Gu Yun ne faisait pratiquement plus qu’un avec la neige. Gesticulant de manière théâtrale, Xiao Jiming passa un savon au jeune domestique en tunique grise posté dans le couloir extérieur.
- Serviteur de malheur ! Il neige abondamment, et vous n’avez pas apporté d’ombrelle pour le marquis ? Ces yeux sur votre visage ne servent-ils que de décoration ?
Bien que Zhu Xiaojiao soit l’objet des moqueries de tout un chacun, pour ce jeune domestique, il était un fonctionnaire de très haute importance. Le jeune homme se mit à trembler de peur, et son teint blêmit instantanément.
Clignant des paupières pour se débarrasser des flocons accrochés à ses cils, Gu Yun dit gentiment :
- S’il vous plaît, arrêtez d’effrayer ce garçon, gonggong. Sa Majesté m’a demandé de me rafraichir. Comment suis-je censé le faire si je me couvre d’une ombrelle ?

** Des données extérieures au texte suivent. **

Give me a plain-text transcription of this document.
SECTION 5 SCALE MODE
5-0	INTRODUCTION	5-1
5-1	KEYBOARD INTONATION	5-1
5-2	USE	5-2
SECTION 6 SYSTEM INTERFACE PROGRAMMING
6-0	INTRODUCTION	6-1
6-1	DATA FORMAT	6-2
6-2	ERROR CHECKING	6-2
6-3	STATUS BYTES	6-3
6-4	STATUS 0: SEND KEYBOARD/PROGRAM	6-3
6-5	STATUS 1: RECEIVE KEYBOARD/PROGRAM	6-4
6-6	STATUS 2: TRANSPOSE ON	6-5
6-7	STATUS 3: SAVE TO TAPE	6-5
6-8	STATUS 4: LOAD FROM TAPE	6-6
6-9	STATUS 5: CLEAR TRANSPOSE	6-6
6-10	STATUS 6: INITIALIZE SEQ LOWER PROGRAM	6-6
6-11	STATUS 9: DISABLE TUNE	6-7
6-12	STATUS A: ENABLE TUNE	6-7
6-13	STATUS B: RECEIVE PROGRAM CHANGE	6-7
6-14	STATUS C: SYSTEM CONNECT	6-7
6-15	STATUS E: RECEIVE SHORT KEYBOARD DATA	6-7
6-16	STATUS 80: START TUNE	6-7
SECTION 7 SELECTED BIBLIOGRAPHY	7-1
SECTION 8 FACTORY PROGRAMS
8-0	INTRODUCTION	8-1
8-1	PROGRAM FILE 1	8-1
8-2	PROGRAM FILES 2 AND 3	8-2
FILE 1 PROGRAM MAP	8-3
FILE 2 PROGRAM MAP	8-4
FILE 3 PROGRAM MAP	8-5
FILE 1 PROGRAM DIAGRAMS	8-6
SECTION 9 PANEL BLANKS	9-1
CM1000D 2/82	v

Zhu Xiaojiao se rapprocha de l’endroit où il était agenouillé sur le sol. Il essaya d’épousseter la neige qui recouvrait les épaules de Gu Yun mais, à la seconde où il tendit la main, il poussa un « Aiyo ! » et recula précipitamment. Les épaulières noires de Gu Yun étaient si froides qu’elles avaient manqué d’arracher une couche de peau à la chair tendre de la paume de Zhu Xiaojiao. Le vieil eunuque frissonna de manière incontrôlable et grommela :
- Mon cher marquis, pourquoi être allé chercher querelle avec Sa Majesté ? Vous allez certainement vous faire mal aux jambes, si vous passez la nuit agenouillé de la sorte. Seriez-vous en train de vous auto-infliger ces souffrances ? Pourquoi faire une chose pareille ?
Gu Yun sourit.
- Ce n’est rien. Nous, les soldats, sommes aussi durs que des clous. Je me suis montré un peu impétueux, tout à l’heure – j’ai perdu le contrôle de ma langue et j’en ai trop dit. Merci beaucoup pour votre sollicitude, Zhu-gonggong.

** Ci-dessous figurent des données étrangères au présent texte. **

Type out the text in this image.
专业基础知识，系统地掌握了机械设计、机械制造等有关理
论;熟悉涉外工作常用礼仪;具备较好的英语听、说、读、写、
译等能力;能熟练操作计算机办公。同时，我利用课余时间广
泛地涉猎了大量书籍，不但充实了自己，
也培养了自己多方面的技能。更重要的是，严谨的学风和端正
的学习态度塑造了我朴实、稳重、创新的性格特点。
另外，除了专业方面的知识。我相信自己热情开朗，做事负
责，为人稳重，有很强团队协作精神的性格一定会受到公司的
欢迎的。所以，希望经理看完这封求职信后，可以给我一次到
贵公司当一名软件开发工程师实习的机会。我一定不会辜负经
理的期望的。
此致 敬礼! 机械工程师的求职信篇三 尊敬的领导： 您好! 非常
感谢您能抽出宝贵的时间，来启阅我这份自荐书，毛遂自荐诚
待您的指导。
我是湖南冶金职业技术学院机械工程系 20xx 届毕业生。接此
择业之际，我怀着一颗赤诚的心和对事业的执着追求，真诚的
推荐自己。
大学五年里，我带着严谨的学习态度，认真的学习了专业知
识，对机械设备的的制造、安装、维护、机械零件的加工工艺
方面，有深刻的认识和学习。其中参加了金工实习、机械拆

Zhu Xiaojiao réfléchit un instant, puis baissa la voix :
- Et si j’envoyais quelqu’un faire mander le Prince Yanbei au palais à la première heure demain matin afin qu’il puisse dire quelques mots en votre faveur ?

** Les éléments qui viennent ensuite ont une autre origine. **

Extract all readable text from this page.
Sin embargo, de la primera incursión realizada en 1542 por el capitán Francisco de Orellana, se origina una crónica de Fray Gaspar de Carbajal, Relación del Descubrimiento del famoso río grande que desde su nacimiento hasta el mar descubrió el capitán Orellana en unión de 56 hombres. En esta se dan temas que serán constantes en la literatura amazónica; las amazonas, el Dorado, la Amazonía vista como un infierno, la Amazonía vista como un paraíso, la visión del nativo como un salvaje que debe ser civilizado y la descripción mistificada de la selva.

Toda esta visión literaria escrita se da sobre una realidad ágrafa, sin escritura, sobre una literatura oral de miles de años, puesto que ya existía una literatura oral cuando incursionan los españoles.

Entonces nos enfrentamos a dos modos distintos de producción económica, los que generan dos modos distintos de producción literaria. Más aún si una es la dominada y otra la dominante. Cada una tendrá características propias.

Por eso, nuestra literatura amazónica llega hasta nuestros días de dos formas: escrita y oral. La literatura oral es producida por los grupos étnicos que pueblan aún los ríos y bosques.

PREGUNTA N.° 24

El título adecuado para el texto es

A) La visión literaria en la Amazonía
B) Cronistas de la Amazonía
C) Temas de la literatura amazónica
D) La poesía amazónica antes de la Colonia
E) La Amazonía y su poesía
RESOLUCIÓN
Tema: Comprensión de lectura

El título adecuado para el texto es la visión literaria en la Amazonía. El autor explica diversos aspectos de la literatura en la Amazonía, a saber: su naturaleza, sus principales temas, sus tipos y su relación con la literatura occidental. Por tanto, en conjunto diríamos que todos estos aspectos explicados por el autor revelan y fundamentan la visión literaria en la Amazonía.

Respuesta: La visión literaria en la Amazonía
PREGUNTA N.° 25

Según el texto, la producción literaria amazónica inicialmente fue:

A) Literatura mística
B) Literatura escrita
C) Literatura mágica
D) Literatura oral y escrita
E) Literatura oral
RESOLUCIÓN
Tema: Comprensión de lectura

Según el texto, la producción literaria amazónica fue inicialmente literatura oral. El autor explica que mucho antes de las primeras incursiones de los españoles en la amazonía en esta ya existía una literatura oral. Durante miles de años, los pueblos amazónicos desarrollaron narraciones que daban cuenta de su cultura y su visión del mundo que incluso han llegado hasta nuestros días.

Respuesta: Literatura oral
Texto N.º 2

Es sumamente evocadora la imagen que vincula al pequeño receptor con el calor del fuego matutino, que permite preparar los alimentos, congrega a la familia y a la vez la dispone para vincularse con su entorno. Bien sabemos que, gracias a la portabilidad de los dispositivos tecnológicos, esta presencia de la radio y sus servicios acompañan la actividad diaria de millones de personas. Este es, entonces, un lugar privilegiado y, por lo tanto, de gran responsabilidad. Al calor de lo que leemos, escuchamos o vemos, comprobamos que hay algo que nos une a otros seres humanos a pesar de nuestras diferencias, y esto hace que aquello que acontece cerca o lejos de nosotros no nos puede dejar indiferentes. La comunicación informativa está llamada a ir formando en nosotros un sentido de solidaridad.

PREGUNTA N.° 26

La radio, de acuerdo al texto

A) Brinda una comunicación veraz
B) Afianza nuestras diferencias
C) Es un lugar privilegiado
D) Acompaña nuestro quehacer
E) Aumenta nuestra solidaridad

Gu Yun secoua à nouveau la tête.
- Ne l’impliquez pas, je vous prie. Je vais m’en sortir.
Zhu Xiaojiao parcourut plusieurs options dans sa tête mais, au final, il ne pouvait rien faire de plus. Il ne pouvait se risquer à rester trop loin de Sa Majesté trop longtemps, craignant que l’Empereur Longan ne se réveille au milieu de la nuit et ne le fasse appeler. Avant de partir, il posa son ombrelle à côté de Gu Yun.
- Zhu-gonggong, l’appela Gu Yun à voix basse. Merci beaucoup, mais vous feriez mieux de prendre l’ombrelle avec vous.
Zhu Xiaojiao sursauta, surpris.
- Je dois simplement rester agenouillé quelques temps. Une fois que la colère de Sa Majesté se sera apaisée, tout ira bien. Vous êtes l’un des serviteurs personnels de Sa Majesté… vous ne devez pas lui donner une raison de douter de vous.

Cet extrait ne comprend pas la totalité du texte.